Edgar B. Herwick III from WGBH's Curiosity Desk has reported on "subterranean receivers" in Massachusetts backyards, the containers where households used to throw their wet garbage. His story got started with a question from fellow WGBH reporter Craig LeMoult, who found a subterranean receiver in his own yard. LeMoult discussed their purpose and a new composting plan from the city of Boston with WGBH All Things Considered host Barbara Howard. This transcript has been edited for clarity.

Barbara Howard: It was your own receptacle hidden in the backyard, underground, that got this thing going.

Craig LeMoult: Yeah, I had no idea what this thing was. And actually I heard you have one of these in your backyard too.

Howard: I knew right away what it was, because we do have one of those strange containers. And in fact it's the same manufacturer, F. B. Jones, Somerville, Massachusetts, just like yours — a twin. And these are ubiquitous in New England, especially in the Boston area. I know other houses that have them as well.

Read more: When Rubbish Went Curbside And Garbage Went Underground

LeMoult: I've actually been getting tweets from people saying, “Oh yeah, I got that thing and I didn't know what it was." Some people know exactly what it is, but it was a mystery to me, so it was fun to hear from Edgar what the whole story behind this thing was.

Howard: What did you think of the explanation Edgar gave?
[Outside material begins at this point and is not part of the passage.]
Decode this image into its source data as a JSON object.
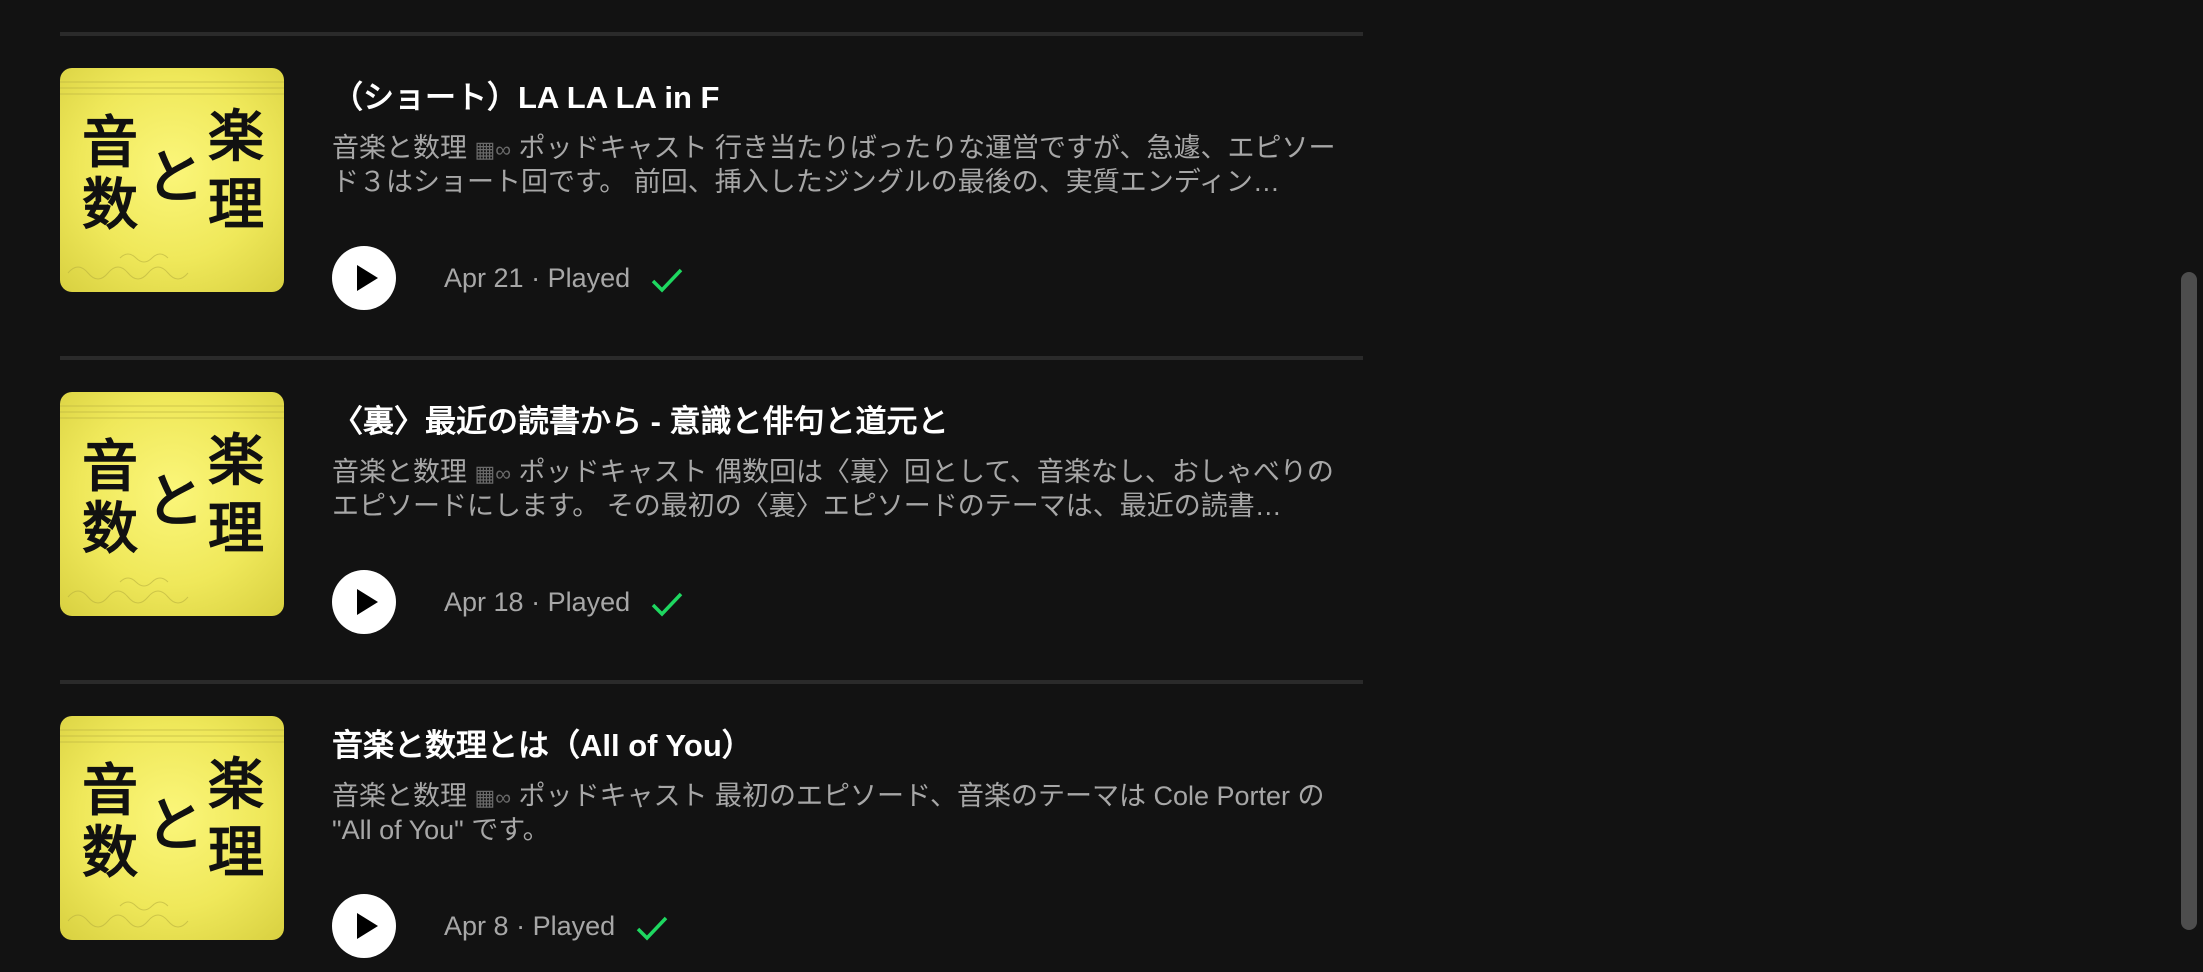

LeMoult: I thought it was fascinating. I thought was really interesting to hear what happened to these things over time, and it's sort of too bad we don't use them anymore. But as Edgar found, they basically stopped using them after plastic garbage bags got introduced. And as he mentioned, one legacy of those bags is a lot of plastic pollution. But throwing out our food waste has also increased emissions of greenhouse gases that are changing the climate, and that happens in two ways. First, some of our trash is incinerated, and so all that organic matter is burned, and a lot of carbon in that is not captured — it’s just being released into the atmosphere. And a lot of those trash bags just wind up in landfills, and the rotting food inside creates methane, which is an incredibly powerful greenhouse gas. There are some systems for capturing some of that methane, but I talked to Kirstie Pecci, who's the head of the Zero Waste Program at the Conservation Law Foundation, and she said that's just not the answer.

“The best way to handle this is not to build landfill gas-to-energy systems or to capture the methane, because you're never going to capture all of it,” Pecci said. “The best way to handle this is to keep our food scraps, our yard waste, our textiles, our paper and cardboard out of the landfill entirely. And luckily, those are all things that are compostable and recyclable, so we shouldn't be putting them in our landfills anyway.”

Howard: Easier said than done. I understand a composting program is being introduced in Boston. How workable is that?

LeMoult: Right. In fact, the city released its plan today. It covers a wide range of ideas for meeting some pretty ambitious goals. It's sort of in coordination with the goal of becoming carbon neutral by 2050. The city wants to achieve zero waste by that year, too. And they want to boost the city's recycling rate from 24 percent now to 80 percent in the next 15 years or so. Also, right now, more than 35 percent of what's thrown out could be composted, and that includes both food and yard waste. So the city's plan is to expand their existing yard waste composting program, and they're announcing that they're looking for contractors to start a pilot program to compost residential food waste. I talked with Amy Perlmutter — she was the lead consultant in developing the plan — about the future of this composting program.

“It could reduce greenhouse gas emissions, it could reduce the trash going to disposal by a third, which is pretty exciting,” Perlmutter said. “And that could actually lead to getting some of the garbage trucks off the street.”

Of course there would also be some composting trucks on the street, but Perlmutter says it would still be a net benefit.

Howard: Well we heard Edgar mention in his story that Cambridge has already done such a thing. They have a composting program, right?

LeMoult: Sort of. They call it a composting program, but I reported a story about this last year, and the food waste in the Cambridge program is actually being mixed with sewage sludge and turned into a fertilizer. Perlmutter told me she's hoping that Boston doesn't wind up going down that road and dealing with its food waste that way, mixing it with sewage sludge. But now we have to see what kind of proposals the city gets.

The Boston plan released today actually includes 30 different ideas, including a proposal for a program to recycle textiles. And the city plans to do more to educate people about how to recycle correctly. You know, it can be really confusing to do it. Just this morning, I was trying to figure out what to do with a cardboard coffee container. I actually mentioned it to Perlmutter, and she told me that if you go on Mass.gov and search “recyclopedia,” it brings up this tool, and you can enter in whatever you're wondering about and it'll tell you whether or not that thing can be recycled.